Duge tidak akan melewatkan kesempatan apa pun untuk menegakkan dominasinya. Dia menekan dengan pedang panjangnya, dan ujung jari Qiu Yuanlang langsung memerah. Qiu Yuanlang yang tidak sadarkan diri tersentak secara refleks.
“Kau berani?” kata Qiu Feilong cemas, melangkah maju dengan penuh percaya diri. Duge menekan pedang di tangan satunya ke tenggorokan Qiu Yuanlang dan menatap Qiu Feilong dengan provokatif, “Anak pemberontak, apakah kau berpikir untuk membunuh ayahmu dan merebut takhta?”

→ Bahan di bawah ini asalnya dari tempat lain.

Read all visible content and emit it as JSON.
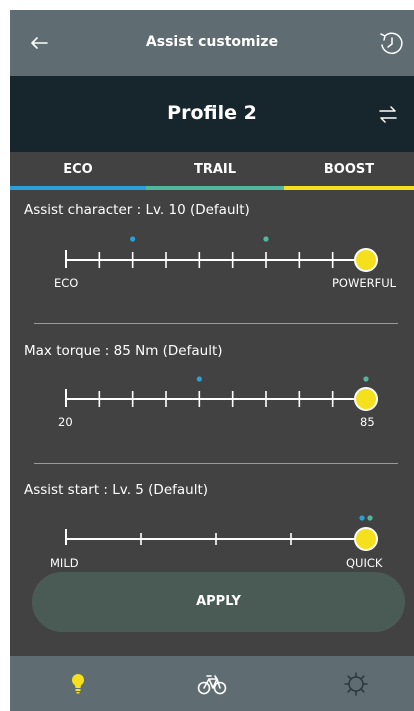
{
  "header": {
    "title": "Assist customize",
    "back_icon": "back-arrow-icon",
    "history_icon": "history-reset-icon"
  },
  "profile": {
    "name": "Profile 2",
    "swap_icon": "swap-arrows-icon"
  },
  "tabs": [
    {
      "label": "ECO",
      "color": "#29a0d8"
    },
    {
      "label": "TRAIL",
      "color": "#4fb89f"
    },
    {
      "label": "BOOST",
      "color": "#f4e01d"
    }
  ],
  "sections": [
    {
      "label": "Assist character : Lv. 10 (Default)",
      "min_label": "ECO",
      "max_label": "POWERFUL",
      "ticks": 10,
      "value_index": 9,
      "eco_marker_index": 2,
      "trail_marker_index": 6
    },
    {
      "label": "Max torque : 85 Nm (Default)",
      "min_label": "20",
      "max_label": "85",
      "ticks": 10,
      "value_index": 9,
      "eco_marker_index": 4,
      "trail_marker_index": 9
    },
    {
      "label": "Assist start : Lv. 5 (Default)",
      "min_label": "MILD",
      "max_label": "QUICK",
      "ticks": 5,
      "value_index": 4,
      "eco_marker_index": 4,
      "trail_marker_index": 4
    }
  ],
  "apply_label": "APPLY",
  "colors": {
    "eco": "#29a0d8",
    "trail": "#4fb89f",
    "boost": "#f4e01d",
    "knob": "#f4e01d"
  },
  "bottom_nav": [
    {
      "icon": "lightbulb-icon",
      "active": true
    },
    {
      "icon": "bicycle-icon",
      "active": false
    },
    {
      "icon": "settings-gear-icon",
      "active": false
    }
  ]
}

Wajah Qiu Feilong memerah, terjebak dalam situasi yang mustahil.
Saat ini.
Barulah saat itu ia mengerti mengapa Han Zuo menghentikannya di pintu. Tanpa membunuh Feng Qi, ini adalah dilema tanpa solusi. Siapa pun yang masuk akan dipermalukan kecuali jika ia menginginkan kematian ayahnya sendiri.

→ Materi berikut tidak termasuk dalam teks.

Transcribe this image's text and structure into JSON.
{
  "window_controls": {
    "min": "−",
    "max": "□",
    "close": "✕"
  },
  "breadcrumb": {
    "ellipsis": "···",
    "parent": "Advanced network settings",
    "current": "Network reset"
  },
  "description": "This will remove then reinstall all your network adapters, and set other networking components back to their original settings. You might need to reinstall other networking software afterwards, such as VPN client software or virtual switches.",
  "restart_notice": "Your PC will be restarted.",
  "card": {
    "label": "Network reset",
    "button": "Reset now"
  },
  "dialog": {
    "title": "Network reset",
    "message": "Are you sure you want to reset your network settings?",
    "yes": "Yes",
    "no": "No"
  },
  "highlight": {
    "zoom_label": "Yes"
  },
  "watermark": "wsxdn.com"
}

“Tidak berlutut?” Duge menggelengkan kepalanya, dan dengan tawa mengejek dia berkata, “Qiu Tua, oh Qiu Tua, kau telah membesarkan seorang putra yang ambisius. Sayang sekali, mulai sekarang, julukanmu di dunia bela diri mungkin akan menjadi ‘Telapak Tangan Ilahi Sembilan Jari’. Kuharap ketika kau tidak bisa memegang sumpit di masa depan, kau tidak akan membenci putramu…”

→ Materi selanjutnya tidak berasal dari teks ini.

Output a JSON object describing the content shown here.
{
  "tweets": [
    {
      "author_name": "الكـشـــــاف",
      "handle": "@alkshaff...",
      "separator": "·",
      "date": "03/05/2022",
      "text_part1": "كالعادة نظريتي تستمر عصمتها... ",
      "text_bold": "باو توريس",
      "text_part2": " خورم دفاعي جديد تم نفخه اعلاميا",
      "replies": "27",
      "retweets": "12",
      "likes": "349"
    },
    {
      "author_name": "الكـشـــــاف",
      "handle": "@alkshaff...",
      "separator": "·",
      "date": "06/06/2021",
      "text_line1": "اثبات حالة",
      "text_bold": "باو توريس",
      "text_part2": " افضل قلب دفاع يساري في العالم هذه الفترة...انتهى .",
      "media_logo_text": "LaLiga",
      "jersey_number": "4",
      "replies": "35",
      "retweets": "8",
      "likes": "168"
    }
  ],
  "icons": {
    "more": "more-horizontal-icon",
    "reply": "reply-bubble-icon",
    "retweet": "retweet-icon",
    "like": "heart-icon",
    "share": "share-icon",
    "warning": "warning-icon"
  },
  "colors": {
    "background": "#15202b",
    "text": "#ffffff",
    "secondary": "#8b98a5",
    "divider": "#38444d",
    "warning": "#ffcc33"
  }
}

Sambil berbicara, dia mengangkat pedang panjangnya, siap menyerang.
“Hentikan!” Qiu Feilong, dengan mata hampir meledak karena amarah, mendesis melalui giginya, “Aku akan berlutut.”
Sambil menatap Duge, dia perlahan berlutut ke tanah, menekankan setiap kata, “Apakah kau puas sekarang?!”
“Kenapa berlutut di hadapanku?” Duge tampak heran, “Berlutut di hadapan Han Zuo! Kau menghina martabatnya, bukan martabatku, bukan?”
“…” Qiu Feilong menegang. Wajahnya berubah semerah besi saat dia berdiri, menoleh ke arah Han Zuo, dan hendak berlutut, “Ketua Aula Han, saya salah.”
Han Zuo buru-buru menopangnya dan berkata, “Tuan Muda Sulung, tidak perlu.” Dia menatap Duge dengan panik, “Tuan Tujuh, Anda tidak perlu membela saya, saya sudah kehilangan harga diri…”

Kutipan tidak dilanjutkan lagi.